再開時はメモと編み地を照合し、元の号数の針を作業ループへ戻してからマーカーを外します。次の1目をレシピどおりに編み、少し進んだところで目数と模様を確認しましょう。最初の一歩は、今のループへマーカーを通し、『完成済みの段・周/今の段の目数/次の指示/針号数』を一行で書くことです。

よくある質問

かぎ針編みを途中でやめるとき、糸を切りますか?
同じ糸で後から続きを編む休憩なら、通常は切りません。作業糸を糸玉へつないだまま、最後の作業ループを開閉式マーカーで保持します。作品やパーツの終了、色替えなどでレシピが糸を切るよう指定する場合は、その指示を優先します。
かぎ針を抜いても、編みかけはほどけませんか?
作業ループを何も留めずに針を抜くと、糸が引かれてほどける可能性があります。通常の1ループの状態なら、開閉式マーカーを輪へ通して閉じ、保持できていると確認してから針を抜きます。複数ループを針に残す技法では、レシピの保持方法を優先してください。
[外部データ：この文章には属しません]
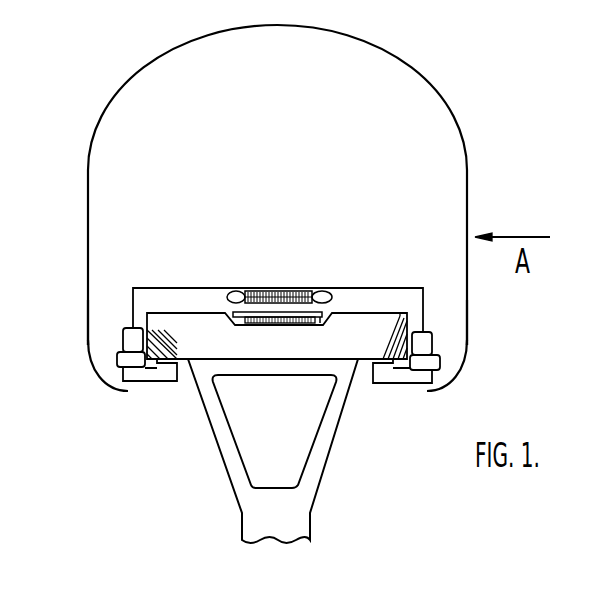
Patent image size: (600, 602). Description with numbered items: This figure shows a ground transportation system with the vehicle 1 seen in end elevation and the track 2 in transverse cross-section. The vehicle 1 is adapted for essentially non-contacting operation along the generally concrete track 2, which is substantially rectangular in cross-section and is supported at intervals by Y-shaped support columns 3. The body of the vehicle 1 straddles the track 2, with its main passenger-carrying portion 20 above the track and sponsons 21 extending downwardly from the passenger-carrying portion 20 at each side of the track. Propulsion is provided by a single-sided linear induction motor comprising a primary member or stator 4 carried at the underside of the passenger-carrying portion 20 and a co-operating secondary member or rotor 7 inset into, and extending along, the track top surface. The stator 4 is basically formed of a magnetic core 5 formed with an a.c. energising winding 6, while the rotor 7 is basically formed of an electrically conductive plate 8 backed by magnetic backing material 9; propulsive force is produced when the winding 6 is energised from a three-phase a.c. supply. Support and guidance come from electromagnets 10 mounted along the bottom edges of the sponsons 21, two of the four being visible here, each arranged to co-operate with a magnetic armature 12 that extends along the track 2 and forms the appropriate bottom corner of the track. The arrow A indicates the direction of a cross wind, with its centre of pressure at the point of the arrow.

The vehicle 1 is at (118, 96).
The passenger-carrying portion 20 is at (95, 162).
The sponsons 21 is at (92, 335).
The track 2 is at (237, 353).
The support columns 3 is at (298, 498).
The stator 4 is at (267, 289).
The magnetic core 5 is at (296, 289).
The a.c. energising winding 6 is at (226, 289).
The rotor 7 is at (290, 325).
The electrically conductive plate 8 is at (320, 321).
The magnetic backing material 9 is at (253, 318).
The electromagnets 10 is at (402, 384).
The magnetic armature 12 is at (152, 324).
目印リングは編み目と作業ループのどちらに付けますか?
休むときのほどけ防止には針上の作業ループへ通します。段頭・周頭や端を示す目印は、別に編み地の指定された目へ付けます。二つは目的が異なるため、片方で両方を兼ねたつもりにならないようにします。
段の途中でも休めますか?
休めます。通常の編み目なら今の1目を完成させ、作業ループを保持します。何段・何周が完成済みで、現在の段・周は何目まで終えたか、次にどの目を編むかを残してください。
再開するとき、立ち上がりの鎖を追加しますか?
休憩したという理由だけで追加しません。立ち上がりはレシピが段・周の開始に指定する作業です。段途中から再開するなら、記録した次の目を編みます。段末で止めた場合も、レシピの次段の指示に従います。
次に編む目を忘れたら、どうしますか?
先に作業ループを保持し、メモ・写真・段頭や周頭の目印とレシピを照合します。完成目数、直近の増減、模様や色替えが手掛かりです。確定できなければ、最後に確かな記録があるところまで戻すことを検討し、推測で次の段へ進まないでください。
数日置いた編みかけは、どうしまえばいいですか?
作業ループを留め、編み地と糸玉へつながる糸が引っ掛からないよう、レシピ・メモ・針と一緒にまとめます。編み地を強く押しつぶさず、濡れた状態や汚れた場所へ置かないようにします。完成作品の長期保管とは別の、再開できる状態を守るための一時保管です。